You are living in Damascus and haven’t heard from your sister's family in Aleppo in weeks. You spend your nights ceaselessly watching CNN’s reporting on what you’ve lived firsthand: the crisis in Syria has left more than 13 million people in need of humanitarian assistance, almost six million of them children. As you watch, you desperately hope that your niece’s picture doesn’t appear among those shot or drowned. During the day you travel to refugee camps on the border with Jordan, looking for your sister and her daughter, but there is no record of their names. Instead, the UN gives you a book. It’s filled with photographs of all the Syrian orphan refugees in camps in the region. You begin searching, page after page, hoping not to miss that moment when the photo of your niece’s frightened face passes by.

On your next visit, the UN hands you a tablet instead of that book. They explain that if you can select a few faces that look most like your niece, it might help them find her faster. So you pick two kids from the first group of images, then two more from the next. It only takes a few minutes, and there she is. After weeks of searching, you find your niece. Unfortunately, because you found her, you know that she’s alone. Your sister is lost. At the very least, your niece is coming home with you. She won’t spend decades living in the camp like so many other children of her generation. She’ll know what it means to live in a home with a family that cares for her. The cognitive shortcomings and health problems she could have faced during the crisis will be minimized. She will be educated and possibly raise a healthy family of her own someday. So much of who she could be is given back to her. That was the whole purpose of SexyFace.

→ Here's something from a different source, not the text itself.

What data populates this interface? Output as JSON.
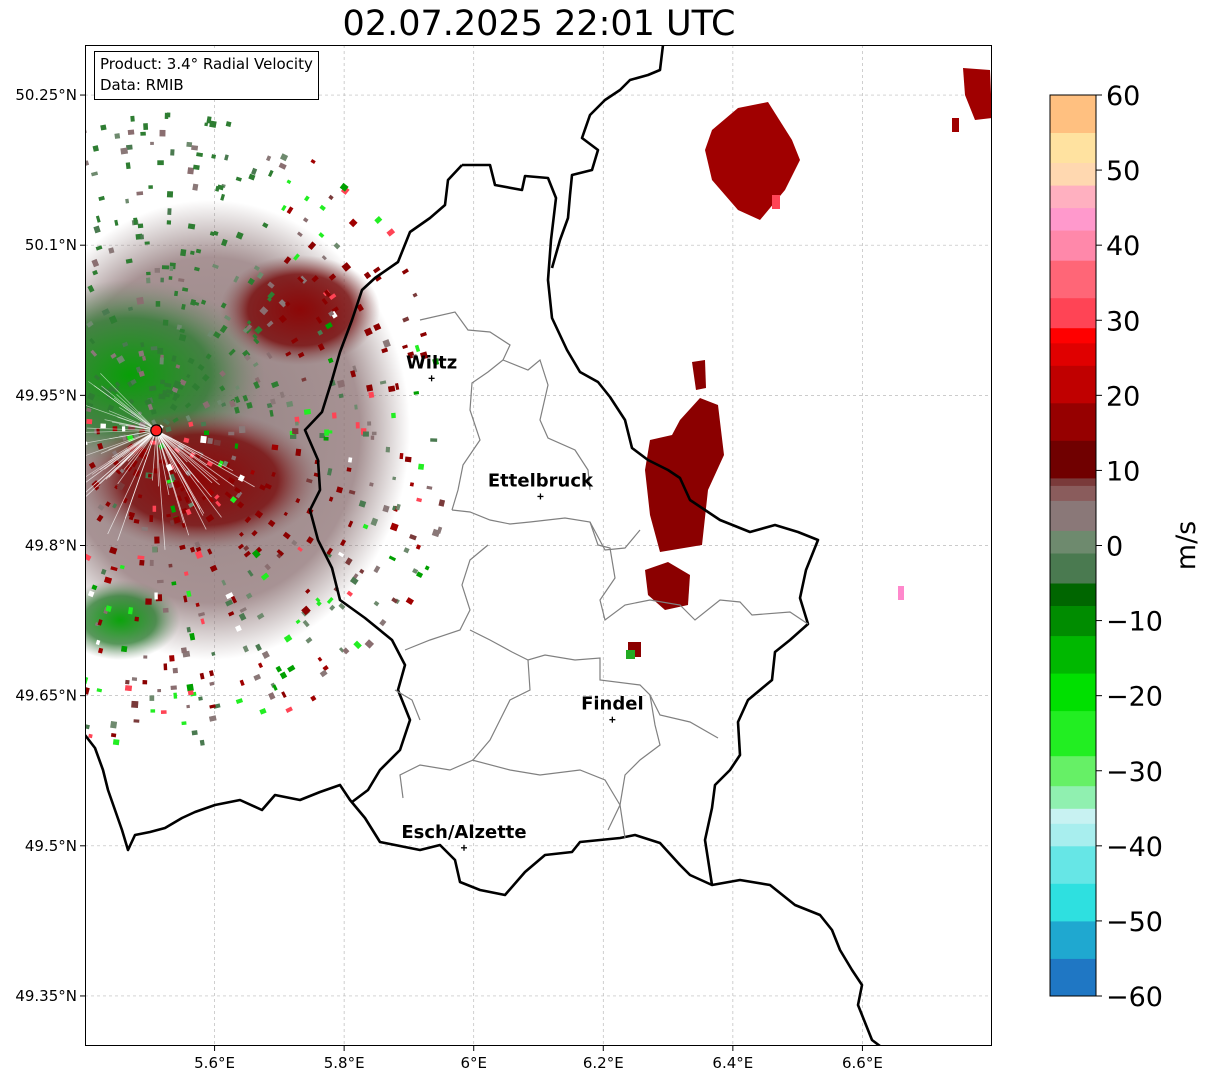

And that is what AI can do. Big, scary technologies don’t have to be big and scary; we can choose to use AI for good in the world.

So, we saved the day. We changed lives and made a difference. Each of these stories has a happy ending, because we used our technology for a greater good...that’s where you thought this story was going, right? I really wish it were true. I had the opportunity to help. I could have made a difference, but I got scared.

You’d be scared too. We were an unfunded startup trying to advance education, but VCs saw education as an indulgence. We were getting pushed towards mundane projects with solid revenue[4]. I was spending all my time working on this philanthropic project while we struggled to find any funding for Augniscient’s test-taking reform. I had rent to pay. I had a new baby to care for. Surely our startup could not simply donate all of its time and technology, no matter how important the cause. It felt grown-up to say “no”. (As they say in business, “no” is the foundation of great entrepreneurs. Some even call it an artform.) But we weren’t grown up, we just ran out of courage. We had the choice to do the right thing and we failed.

Saying no to the Ericsson team was one of the worst mistakes of my career. Months later, I reached back out to their company’s Technology for Good team. We had completely rebuilt SexyFace and wanted to help. But the moment had passed, and SexyFace was never put to use. Ericsson’s partnership with Refugees United did end up saving many lives, but had we participated, we could have saved so many more. That fact is something I will never forget. I’m still as proud of SexyFace as anything I’ve ever done and I’ll never say no again. I should have made a personal sacrifice; instead I made a soul sacrifice.

AI is simply a tool; it is only good or bad because of what we choose to do with it. This story isn’t really about technology; it’s about the hard lessons I learned from my personal failure in the face of that technology. Now, I urge everyone: don’t wait until later to do good, until after you’ve “made it”. SexyFace is one of the biggest regrets of my life, and I will not repeat it. Be courageous. Do good now and whenever possible. Start tonight.


[1] Well, not exactly “meanwhile back at the ranch”. The Rwandan Genocide was more than a decade past by the time I launched Augniscient.

[2] I hope, though many might disagree for unrelated reasons.

[3] And no, getting people laid was never actually part of the company’s business model.

[4] Unstructured log file analysis, anyone? How’s that for sexy!